Links 11

  1. Marc Andreessen: “Is Twitter an engine or a camera? […] The prevailing wisdom is that it’s primarily an engine. It’s changing behaviour for better or worse. I actually tend to think it’s at least as much a camera. It’s like a giant X-ray machine. You’ve got this phenomenon, which is just fascinating, where you have all of these public figures, all of these people in positions of authority — in a lot of cases, great authority — the leading legal theorists of our time, leading politicians, all these businesspeople. And they tweet, and all of a sudden, it’s like, ‘Oh, that’s who you actually are. These are the things you actually think. This is your actual level of thought. Oh, these are the delusions you’re operating under.’”

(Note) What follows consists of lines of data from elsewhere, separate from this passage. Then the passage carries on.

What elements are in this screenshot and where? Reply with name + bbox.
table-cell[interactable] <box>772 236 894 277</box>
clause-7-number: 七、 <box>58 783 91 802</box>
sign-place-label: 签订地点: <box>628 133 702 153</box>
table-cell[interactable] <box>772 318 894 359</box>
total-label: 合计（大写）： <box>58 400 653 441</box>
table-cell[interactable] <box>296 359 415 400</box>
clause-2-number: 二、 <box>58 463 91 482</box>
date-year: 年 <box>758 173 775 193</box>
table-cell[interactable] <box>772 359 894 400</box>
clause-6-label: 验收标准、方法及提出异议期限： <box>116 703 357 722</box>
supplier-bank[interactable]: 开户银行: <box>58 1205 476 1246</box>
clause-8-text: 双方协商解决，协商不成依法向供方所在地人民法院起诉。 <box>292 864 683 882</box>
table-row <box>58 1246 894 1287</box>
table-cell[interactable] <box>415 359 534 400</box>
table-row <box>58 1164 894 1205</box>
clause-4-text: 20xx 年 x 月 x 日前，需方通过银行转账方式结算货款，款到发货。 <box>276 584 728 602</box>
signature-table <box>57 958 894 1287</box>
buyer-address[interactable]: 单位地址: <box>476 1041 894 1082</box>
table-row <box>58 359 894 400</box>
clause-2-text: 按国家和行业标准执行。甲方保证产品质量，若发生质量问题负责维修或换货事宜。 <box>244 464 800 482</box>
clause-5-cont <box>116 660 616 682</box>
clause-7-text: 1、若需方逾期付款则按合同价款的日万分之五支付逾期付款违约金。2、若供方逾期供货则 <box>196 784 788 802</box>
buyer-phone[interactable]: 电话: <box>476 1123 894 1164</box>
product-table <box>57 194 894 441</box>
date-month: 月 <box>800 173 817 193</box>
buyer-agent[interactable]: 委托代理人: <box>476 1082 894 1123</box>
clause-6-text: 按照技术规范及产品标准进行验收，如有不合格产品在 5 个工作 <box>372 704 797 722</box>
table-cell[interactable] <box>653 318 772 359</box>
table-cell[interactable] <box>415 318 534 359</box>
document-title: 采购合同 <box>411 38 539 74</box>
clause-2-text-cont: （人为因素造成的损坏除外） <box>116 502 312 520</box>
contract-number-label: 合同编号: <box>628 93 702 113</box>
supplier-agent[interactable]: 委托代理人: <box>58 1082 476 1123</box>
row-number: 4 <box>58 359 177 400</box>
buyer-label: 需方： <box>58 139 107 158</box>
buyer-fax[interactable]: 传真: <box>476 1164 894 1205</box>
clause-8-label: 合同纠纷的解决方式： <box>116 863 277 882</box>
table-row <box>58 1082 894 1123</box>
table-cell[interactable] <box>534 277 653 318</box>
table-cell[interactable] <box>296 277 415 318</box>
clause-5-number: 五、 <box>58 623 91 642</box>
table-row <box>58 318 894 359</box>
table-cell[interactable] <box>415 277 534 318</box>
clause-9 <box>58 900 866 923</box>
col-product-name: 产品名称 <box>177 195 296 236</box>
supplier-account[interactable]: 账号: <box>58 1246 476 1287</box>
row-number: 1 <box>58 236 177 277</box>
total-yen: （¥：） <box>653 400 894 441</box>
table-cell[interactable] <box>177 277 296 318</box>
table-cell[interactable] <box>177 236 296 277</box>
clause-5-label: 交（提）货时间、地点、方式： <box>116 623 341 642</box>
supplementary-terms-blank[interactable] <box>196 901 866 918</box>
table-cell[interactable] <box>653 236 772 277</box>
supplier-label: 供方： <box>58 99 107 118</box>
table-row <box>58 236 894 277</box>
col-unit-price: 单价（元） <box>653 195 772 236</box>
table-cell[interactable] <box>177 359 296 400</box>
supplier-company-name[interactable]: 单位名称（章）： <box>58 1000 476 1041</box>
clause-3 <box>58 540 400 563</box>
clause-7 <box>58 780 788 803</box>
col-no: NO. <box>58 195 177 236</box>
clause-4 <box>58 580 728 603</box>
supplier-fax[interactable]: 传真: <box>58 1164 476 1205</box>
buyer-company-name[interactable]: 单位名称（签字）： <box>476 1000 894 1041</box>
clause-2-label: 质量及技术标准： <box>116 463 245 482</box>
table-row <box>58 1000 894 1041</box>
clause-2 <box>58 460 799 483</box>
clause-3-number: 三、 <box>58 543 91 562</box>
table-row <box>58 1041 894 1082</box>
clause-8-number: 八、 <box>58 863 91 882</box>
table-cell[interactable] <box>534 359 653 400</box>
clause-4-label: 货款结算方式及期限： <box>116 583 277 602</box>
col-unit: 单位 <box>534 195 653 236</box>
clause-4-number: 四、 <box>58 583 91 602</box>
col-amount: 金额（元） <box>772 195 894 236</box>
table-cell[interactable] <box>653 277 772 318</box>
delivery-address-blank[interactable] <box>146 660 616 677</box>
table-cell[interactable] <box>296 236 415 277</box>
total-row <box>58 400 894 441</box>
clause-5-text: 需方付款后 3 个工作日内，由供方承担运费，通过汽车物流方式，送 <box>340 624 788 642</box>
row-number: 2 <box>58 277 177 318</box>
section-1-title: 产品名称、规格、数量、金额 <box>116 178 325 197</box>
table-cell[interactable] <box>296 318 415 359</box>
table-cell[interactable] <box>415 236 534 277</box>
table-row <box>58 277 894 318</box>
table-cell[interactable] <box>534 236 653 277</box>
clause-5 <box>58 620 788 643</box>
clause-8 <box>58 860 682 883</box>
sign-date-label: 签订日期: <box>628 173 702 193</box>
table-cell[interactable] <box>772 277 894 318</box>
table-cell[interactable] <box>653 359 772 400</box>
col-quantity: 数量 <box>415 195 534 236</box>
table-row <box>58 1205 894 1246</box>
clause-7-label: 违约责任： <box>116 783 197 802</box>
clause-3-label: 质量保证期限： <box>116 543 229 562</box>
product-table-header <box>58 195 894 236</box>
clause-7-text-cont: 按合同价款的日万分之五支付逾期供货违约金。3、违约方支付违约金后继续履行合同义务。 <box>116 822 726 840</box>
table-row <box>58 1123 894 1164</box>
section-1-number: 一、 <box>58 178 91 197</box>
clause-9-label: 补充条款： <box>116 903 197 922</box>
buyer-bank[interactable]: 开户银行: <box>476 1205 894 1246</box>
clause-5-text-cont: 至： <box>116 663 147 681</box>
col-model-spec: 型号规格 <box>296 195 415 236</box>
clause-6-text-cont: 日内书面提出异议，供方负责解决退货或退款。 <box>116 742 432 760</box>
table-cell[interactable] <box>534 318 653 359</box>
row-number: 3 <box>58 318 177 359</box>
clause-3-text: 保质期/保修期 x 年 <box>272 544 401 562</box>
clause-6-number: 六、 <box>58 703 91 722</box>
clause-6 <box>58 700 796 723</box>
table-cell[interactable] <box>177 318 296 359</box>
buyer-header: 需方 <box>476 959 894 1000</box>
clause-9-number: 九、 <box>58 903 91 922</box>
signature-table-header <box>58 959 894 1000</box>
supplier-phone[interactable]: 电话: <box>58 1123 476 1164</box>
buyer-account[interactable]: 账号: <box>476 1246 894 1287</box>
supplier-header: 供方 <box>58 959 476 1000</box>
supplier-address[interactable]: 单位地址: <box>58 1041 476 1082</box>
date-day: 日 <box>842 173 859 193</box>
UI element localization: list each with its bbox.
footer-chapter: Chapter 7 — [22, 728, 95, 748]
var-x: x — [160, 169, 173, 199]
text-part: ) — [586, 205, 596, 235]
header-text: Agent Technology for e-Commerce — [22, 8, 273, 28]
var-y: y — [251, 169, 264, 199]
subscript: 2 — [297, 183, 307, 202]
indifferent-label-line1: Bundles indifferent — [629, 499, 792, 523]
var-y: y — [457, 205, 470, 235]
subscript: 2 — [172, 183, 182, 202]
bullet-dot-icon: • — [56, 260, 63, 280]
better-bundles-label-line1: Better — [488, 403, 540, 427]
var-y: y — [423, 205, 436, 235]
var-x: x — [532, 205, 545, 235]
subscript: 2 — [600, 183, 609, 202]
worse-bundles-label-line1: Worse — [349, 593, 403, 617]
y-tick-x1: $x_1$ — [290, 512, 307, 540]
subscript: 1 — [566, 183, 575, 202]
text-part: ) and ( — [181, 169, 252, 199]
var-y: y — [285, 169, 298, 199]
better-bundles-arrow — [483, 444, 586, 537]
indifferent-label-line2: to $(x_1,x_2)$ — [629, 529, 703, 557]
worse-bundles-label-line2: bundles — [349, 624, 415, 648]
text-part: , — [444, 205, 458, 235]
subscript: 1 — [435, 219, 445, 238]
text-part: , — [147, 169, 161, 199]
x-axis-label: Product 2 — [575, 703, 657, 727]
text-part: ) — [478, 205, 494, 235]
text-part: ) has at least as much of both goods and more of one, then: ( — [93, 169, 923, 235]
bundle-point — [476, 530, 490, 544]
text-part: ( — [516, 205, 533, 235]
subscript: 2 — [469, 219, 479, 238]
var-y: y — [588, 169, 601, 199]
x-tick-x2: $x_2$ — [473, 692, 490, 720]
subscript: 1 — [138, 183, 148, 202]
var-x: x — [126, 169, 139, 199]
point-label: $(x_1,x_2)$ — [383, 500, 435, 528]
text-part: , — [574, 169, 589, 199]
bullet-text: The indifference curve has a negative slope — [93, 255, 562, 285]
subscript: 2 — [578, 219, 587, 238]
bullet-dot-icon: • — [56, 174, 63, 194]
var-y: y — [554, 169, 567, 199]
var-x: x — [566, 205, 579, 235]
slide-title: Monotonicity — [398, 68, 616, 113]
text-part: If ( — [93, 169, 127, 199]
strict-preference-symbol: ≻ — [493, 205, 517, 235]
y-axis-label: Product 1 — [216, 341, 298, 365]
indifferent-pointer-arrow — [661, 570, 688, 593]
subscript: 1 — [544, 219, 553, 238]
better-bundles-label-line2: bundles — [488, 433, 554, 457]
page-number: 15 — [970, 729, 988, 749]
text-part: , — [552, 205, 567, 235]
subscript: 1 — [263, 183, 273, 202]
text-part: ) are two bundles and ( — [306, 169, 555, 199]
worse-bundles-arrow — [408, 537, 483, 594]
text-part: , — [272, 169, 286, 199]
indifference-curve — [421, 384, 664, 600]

  2. Richard Dawkins, legendary tweeter.

  3. Google AI’s Talk to Books “let’s you make a statement or ask a question, and the tool finds sentences in books that respond, with no dependence on keyword matching. [. . .] In a sense you are talking to the books, getting responses which can help you determine if you’re interested in reading them or not.” My questions: How are we to remain human in an inhuman world? Where are the clowns? Why should anyone care about the Collatz Conjecture? Who put the lime in the coconut? Did I save the horse or did the horse save me? Where have all the flowers gone?

  4. Better: What's the most profound experience you've ever had? Why is bioethics important? How can we build stable and inclusive societies? How do you come to terms with your mortality? How do you keep your head when all about you are losing theirs and blaming it on you?

  5. Carpe diem. Carpe fucking diem.